Participants of the Publishers’ Forum Berlin unanimously agreed on the trends for consumer-defined culture. The market will therefore mainly revolve around services that meet the needs of users who are constantly connected via online networks. These users only have a short attention span for content and want to see it displayed more informally in multi-media formats and to consume material in short bursts.
To reach out to this target group of millenials – today’s media consumers aged 20 to 35 years – there are offensively managed growth strategies like those of Cengage Learning in the learning materials sector or the publisher Bastei Lübbe in the literary sector.
Cengage Learning’s CEO Michael E. Hansen explained how constant monitoring of a group of test-subject students identifies exactly what they want: Time Management Tools (“learning bursts” of materials that can be used for 15 minutes on a public bus) and notes or records of lectures and seminars compiled by other students. In Cengage Learning’s universe students mainly learn from each other and need experts/tutors as a contact partner to correct their work.
In a bid to find the new reader, Klaus Kluge from Bastei Lübbe concentrates on streaming literature. He doesn’t shy away from the question about whether there is a need for a new generation of writers producing content for the Smartphone. Most people read on their way to work in public transport. Bastei Lübbe is working on a model for literature streaming: the core target group of millenials wants short content with visual appeal and delivered in a series of episodes, discussed in social reading groups, made a talking point via a Newsfeed, and no more thinking in page format but in time units. And best available by subscription. To deliver this, writers are called for who can digitise content, internationalize it and present it in a visually appealing format.
The reader defines what is good. Kluge’s message to Ken Follet, his most successful writer, is amusing if not rather alarming, “Ken, you’re young!” The 62-year-old’s book due for release with Lübbe in the autumn is simultaneously being issued as a computer game.

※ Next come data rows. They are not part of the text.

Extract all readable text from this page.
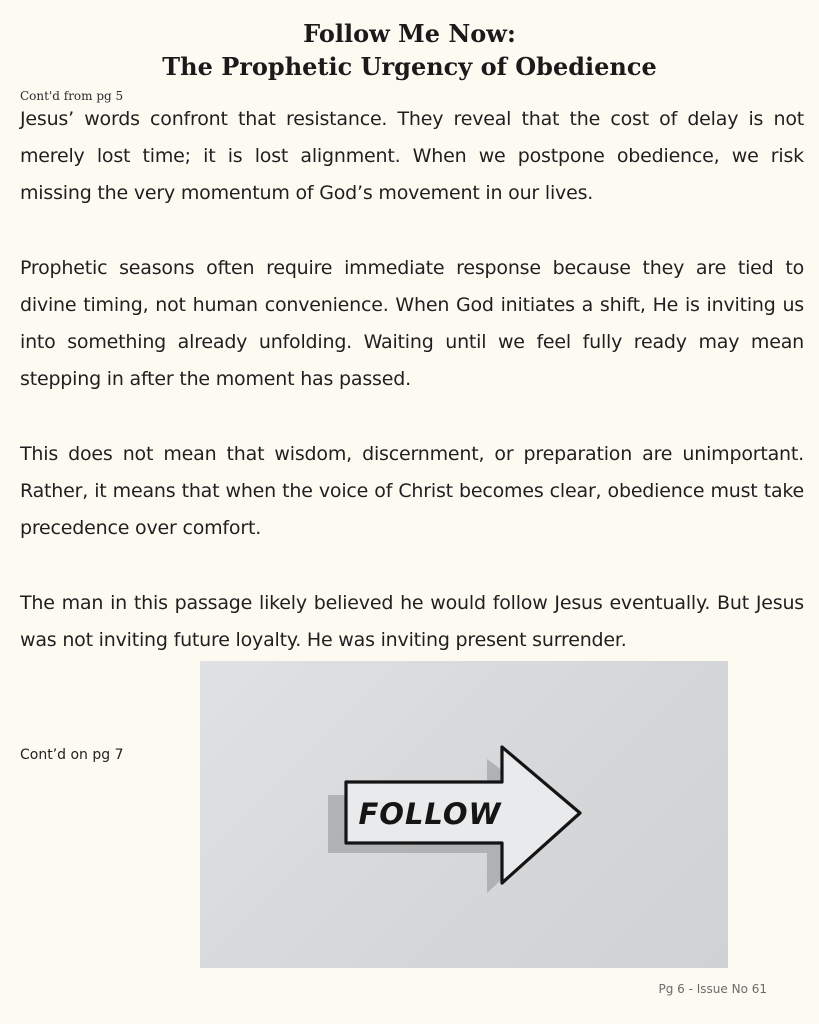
Follow Me Now:
The Prophetic Urgency of Obedience
Cont'd from pg 5

Jesus’ words confront that resistance. They reveal that the cost of delay is not merely lost time; it is lost alignment. When we postpone obedience, we risk missing the very momentum of God’s movement in our lives.

Prophetic seasons often require immediate response because they are tied to divine timing, not human convenience. When God initiates a shift, He is inviting us into something already unfolding. Waiting until we feel fully ready may mean stepping in after the moment has passed.

This does not mean that wisdom, discernment, or preparation are unimportant. Rather, it means that when the voice of Christ becomes clear, obedience must take precedence over comfort.

The man in this passage likely believed he would follow Jesus eventually. But Jesus was not inviting future loyalty. He was inviting present surrender.

Cont’d on pg 7
FOLLOW
Pg 6 - Issue No 61
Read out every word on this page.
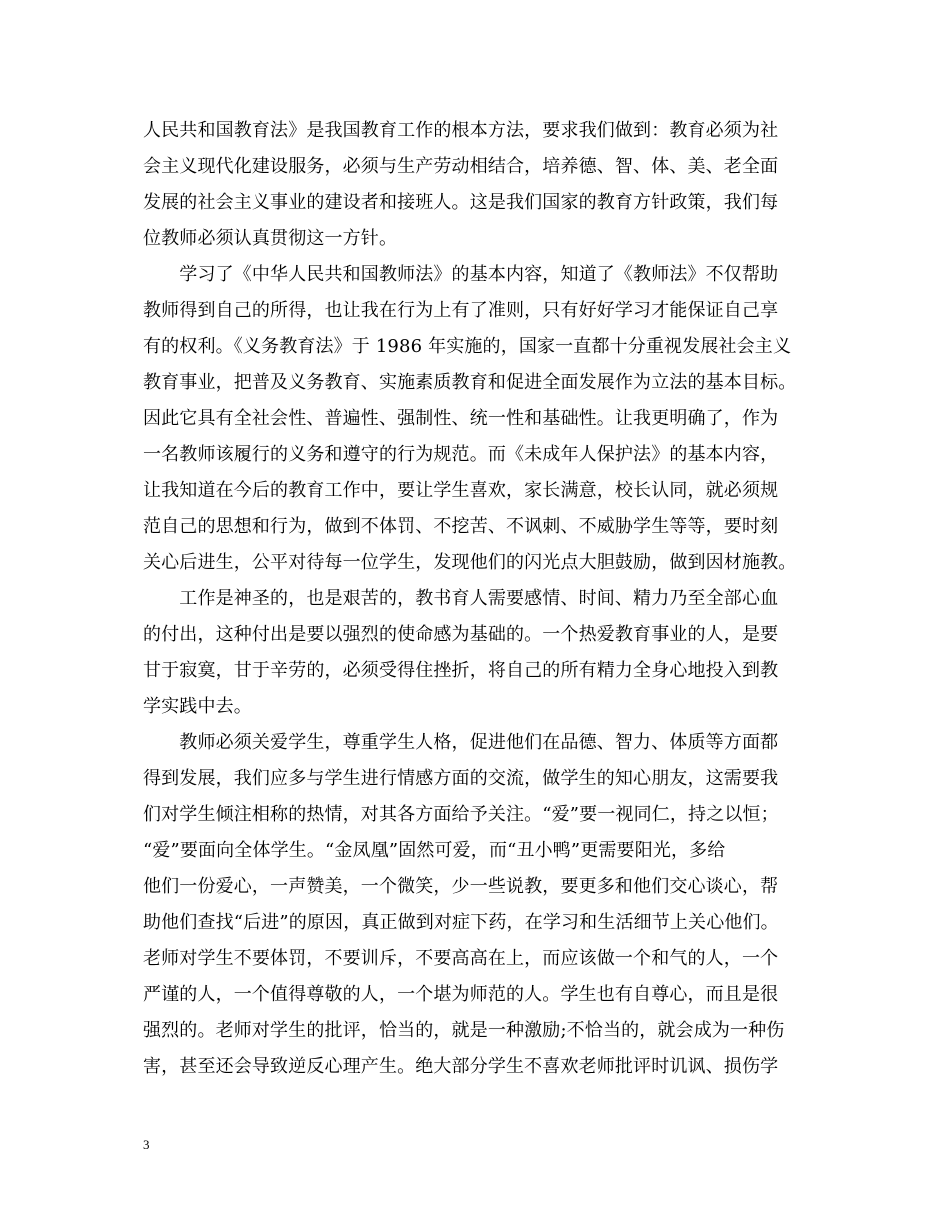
人民共和国教育法》是我国教育工作的根本方法，要求我们做到：教育必须为社
会主义现代化建设服务，必须与生产劳动相结合，培养德、智、体、美、老全面
发展的社会主义事业的建设者和接班人。这是我们国家的教育方针政策，我们每
位教师必须认真贯彻这一方针。
　　学习了《中华人民共和国教师法》的基本内容，知道了《教师法》不仅帮助
教师得到自己的所得，也让我在行为上有了准则，只有好好学习才能保证自己享
有的权利。《义务教育法》于 1986 年实施的，国家一直都十分重视发展社会主义
教育事业，把普及义务教育、实施素质教育和促进全面发展作为立法的基本目标。
因此它具有全社会性、普遍性、强制性、统一性和基础性。让我更明确了，作为
一名教师该履行的义务和遵守的行为规范。而《未成年人保护法》的基本内容，
让我知道在今后的教育工作中，要让学生喜欢，家长满意，校长认同，就必须规
范自己的思想和行为，做到不体罚、不挖苦、不讽刺、不威胁学生等等，要时刻
关心后进生，公平对待每一位学生，发现他们的闪光点大胆鼓励，做到因材施教。
　　工作是神圣的，也是艰苦的，教书育人需要感情、时间、精力乃至全部心血
的付出，这种付出是要以强烈的使命感为基础的。一个热爱教育事业的人，是要
甘于寂寞，甘于辛劳的，必须受得住挫折，将自己的所有精力全身心地投入到教
学实践中去。
　　教师必须关爱学生，尊重学生人格，促进他们在品德、智力、体质等方面都
得到发展，我们应多与学生进行情感方面的交流，做学生的知心朋友，这需要我
们对学生倾注相称的热情，对其各方面给予关注。“爱”要一视同仁，持之以恒；
“爱”要面向全体学生。“金凤凰”固然可爱，而“丑小鸭”更需要阳光，多给
他们一份爱心，一声赞美，一个微笑，少一些说教，要更多和他们交心谈心，帮
助他们查找“后进”的原因，真正做到对症下药，在学习和生活细节上关心他们。
老师对学生不要体罚，不要训斥，不要高高在上，而应该做一个和气的人，一个
严谨的人，一个值得尊敬的人，一个堪为师范的人。学生也有自尊心，而且是很
强烈的。老师对学生的批评，恰当的，就是一种激励;不恰当的，就会成为一种伤
害，甚至还会导致逆反心理产生。绝大部分学生不喜欢老师批评时讥讽、损伤学
3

This review of publishers’ attempts to divine today’s and future readership could be spun out endlessly along with their efforts to provide the right content. It was captivating to hear Nikola Richter (mikrotext) and Beate Kuckertz (dotbooks) introduce their newly emergent e-book publishing houses. Or to learn about innovative commercial routes for books that can be marketed using Google key words logic via various online merchant platforms and personal websites; about their writers who appear as proactive communicators about their books; about e-books that constantly compete for new positioning thanks to discount offers.
In response to Richter’s observation that her collected mikrotext books emerged not unlike Charles Dickens’s novels – he wrote them chapter by chapter and responded to reactions of newspaper readers – Rüdiger Wischenbart made reassuring comments. Since Gutenberg’s invention, the book world has gathered a body of experience of writing and publishing that is far bigger and richer than models within the book sector over the past thirty or fifty years. Andrew Franklin of Profile Books London was more defiant: the micro-macro content provides what might work for the educational sector but not for books where entertainment only starts after five hours’ reading. Douglas McCabe’s message was much wiser: the disruption process is not yet at an end, but the book – an object of difference will endure, a synonym for philosophical slowness in a fast-moving world.